September 9, 2010
Research into how to capture, organize, and share the voluminous content put forth by users of social media sites continues at Rutgers' School of Communication and Information (SC&I) with a $25,000 grant from Nokia to Assistant Professor Mor Naaman, who will study the behaviors of music lovers and concertgoers.
“The research will address the practices, goals, and motivations of capture of content during events, as well as sharing of the content through YouTube and on other social media services like Twitter and Facebook,” Naaman wrote in his proposal to Nokia’s US University Collaboration. The work is part of a research agenda that examines how social media enhance and extend the human experience. Naaman has already received funding from Google to understand how to rate and rank the influence of Twitter users.
Under the Nokia grant, Naaman, together with Assistant Professor Joe Sanchez, and their research team – Jessica Lingel and Aaron Trammell, doctoral students at the School of Communication and Information – will study the behaviors of some of the most native users of social media: music lovers and, specifically, concertgoers.

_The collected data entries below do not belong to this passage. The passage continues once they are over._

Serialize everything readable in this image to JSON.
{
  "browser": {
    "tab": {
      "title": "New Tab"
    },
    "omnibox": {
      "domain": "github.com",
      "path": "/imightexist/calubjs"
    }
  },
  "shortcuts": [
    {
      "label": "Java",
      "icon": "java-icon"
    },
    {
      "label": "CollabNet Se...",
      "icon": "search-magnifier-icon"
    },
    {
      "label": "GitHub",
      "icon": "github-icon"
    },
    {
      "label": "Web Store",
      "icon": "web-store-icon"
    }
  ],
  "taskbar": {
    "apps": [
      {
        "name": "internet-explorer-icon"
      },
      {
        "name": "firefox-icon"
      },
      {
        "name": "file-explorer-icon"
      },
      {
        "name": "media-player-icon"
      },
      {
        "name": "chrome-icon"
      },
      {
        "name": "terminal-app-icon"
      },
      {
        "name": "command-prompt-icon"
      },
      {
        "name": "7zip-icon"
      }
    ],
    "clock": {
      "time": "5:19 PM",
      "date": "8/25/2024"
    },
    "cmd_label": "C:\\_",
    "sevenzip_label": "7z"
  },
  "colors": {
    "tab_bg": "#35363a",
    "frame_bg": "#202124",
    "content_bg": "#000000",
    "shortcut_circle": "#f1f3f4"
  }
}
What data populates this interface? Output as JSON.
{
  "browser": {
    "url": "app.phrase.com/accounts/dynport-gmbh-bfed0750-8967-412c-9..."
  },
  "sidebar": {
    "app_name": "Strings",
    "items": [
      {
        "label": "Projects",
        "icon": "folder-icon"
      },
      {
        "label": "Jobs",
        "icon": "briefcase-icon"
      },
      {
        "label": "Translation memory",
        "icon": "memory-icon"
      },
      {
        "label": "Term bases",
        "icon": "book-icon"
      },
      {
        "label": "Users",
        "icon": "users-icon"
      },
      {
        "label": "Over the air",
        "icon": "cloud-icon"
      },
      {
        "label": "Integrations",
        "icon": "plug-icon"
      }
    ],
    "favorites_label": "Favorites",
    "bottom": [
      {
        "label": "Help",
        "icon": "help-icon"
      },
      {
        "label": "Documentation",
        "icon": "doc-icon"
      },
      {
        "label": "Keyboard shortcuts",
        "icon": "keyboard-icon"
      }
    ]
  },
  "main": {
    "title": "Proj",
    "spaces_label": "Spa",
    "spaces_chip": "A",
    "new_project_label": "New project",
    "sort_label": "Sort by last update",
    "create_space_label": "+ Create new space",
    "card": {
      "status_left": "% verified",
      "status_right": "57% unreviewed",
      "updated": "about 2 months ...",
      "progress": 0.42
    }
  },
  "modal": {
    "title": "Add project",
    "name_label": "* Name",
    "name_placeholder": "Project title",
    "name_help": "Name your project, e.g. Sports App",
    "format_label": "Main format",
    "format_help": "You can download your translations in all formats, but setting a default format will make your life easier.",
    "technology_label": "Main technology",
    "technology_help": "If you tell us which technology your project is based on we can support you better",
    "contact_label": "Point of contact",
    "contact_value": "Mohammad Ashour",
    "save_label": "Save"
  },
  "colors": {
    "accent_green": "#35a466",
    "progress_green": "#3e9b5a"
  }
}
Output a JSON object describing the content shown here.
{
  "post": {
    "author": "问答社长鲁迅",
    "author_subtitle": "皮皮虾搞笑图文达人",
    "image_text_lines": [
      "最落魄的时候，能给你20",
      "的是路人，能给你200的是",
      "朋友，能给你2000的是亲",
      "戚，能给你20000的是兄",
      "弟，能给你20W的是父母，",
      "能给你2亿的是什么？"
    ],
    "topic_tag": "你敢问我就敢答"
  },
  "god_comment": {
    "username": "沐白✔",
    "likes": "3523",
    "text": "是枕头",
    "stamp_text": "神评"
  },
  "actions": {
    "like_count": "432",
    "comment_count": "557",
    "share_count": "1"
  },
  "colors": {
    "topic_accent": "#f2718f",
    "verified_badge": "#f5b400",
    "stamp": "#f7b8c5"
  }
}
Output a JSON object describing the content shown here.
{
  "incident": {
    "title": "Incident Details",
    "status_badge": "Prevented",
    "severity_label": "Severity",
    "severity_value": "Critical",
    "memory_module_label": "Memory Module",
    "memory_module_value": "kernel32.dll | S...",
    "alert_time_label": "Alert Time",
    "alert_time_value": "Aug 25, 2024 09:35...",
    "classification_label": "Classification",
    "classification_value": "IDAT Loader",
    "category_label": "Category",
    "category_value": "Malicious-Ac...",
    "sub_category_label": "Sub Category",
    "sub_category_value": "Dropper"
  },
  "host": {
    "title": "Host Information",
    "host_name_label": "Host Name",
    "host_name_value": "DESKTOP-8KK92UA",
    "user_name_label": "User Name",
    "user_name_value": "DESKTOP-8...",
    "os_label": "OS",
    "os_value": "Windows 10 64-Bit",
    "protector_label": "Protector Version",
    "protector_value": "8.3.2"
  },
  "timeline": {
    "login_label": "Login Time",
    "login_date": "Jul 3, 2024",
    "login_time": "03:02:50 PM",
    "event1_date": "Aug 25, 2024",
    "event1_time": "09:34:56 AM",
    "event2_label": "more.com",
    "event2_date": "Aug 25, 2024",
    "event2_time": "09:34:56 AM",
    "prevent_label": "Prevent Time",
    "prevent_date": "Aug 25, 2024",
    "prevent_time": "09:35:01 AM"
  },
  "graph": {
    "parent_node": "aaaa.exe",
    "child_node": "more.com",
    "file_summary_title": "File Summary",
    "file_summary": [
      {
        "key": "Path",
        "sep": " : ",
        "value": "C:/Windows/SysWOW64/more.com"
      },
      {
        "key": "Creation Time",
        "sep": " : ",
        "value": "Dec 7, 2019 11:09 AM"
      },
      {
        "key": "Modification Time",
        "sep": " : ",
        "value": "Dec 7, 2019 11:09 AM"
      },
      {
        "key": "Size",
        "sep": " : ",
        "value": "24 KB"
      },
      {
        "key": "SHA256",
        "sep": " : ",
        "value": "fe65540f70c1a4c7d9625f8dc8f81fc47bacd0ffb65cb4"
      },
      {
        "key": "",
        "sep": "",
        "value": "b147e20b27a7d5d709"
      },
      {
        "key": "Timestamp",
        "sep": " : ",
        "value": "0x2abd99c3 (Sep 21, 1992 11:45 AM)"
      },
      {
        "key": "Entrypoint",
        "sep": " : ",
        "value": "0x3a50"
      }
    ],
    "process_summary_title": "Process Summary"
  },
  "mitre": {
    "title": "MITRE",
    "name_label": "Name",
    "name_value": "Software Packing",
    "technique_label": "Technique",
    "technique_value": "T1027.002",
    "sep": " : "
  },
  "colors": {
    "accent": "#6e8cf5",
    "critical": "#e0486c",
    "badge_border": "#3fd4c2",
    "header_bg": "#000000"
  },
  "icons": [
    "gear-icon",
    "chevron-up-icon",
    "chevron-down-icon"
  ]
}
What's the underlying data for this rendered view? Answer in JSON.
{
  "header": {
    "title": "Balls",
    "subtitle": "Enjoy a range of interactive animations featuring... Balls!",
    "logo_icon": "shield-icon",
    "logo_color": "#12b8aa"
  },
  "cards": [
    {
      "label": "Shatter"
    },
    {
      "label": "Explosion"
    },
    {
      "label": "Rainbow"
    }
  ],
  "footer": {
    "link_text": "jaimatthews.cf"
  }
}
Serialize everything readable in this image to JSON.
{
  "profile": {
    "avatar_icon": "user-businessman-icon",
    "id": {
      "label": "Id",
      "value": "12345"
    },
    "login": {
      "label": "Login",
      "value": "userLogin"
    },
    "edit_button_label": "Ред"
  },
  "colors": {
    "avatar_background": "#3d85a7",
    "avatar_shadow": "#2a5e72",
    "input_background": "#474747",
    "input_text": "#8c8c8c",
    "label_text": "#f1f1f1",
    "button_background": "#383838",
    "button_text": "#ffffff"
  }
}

Naaman not only plans to publish academic papers based on the new research, but also to prototype and launch a number of web-based event services. He has experience with developing web products from his years at Yahoo! as a research scientist. Both Naaman and Sanchez are faculty members in the school’s Department of Library and Information Science.
“These services will transform the way events are viewed and experienced either live or in retrospect, building on content already shared in other social media sites,” Naaman said. “At the same time, they will allow users to create new content to share via their existing social media channels.”
The nomination process for Nokia’s US University Collaboration program is highly competitive. The multinational communications corporation based in Finland was looking to fund projects with “business relevance and with an eye for social responsibility, a value highly regarded by Nokia,” according to the company’s website.Nokia also awarded money to researchers at the University of Maryland, Stanford University, University of Minnesota, Drexel University and Carnegie Mellon University.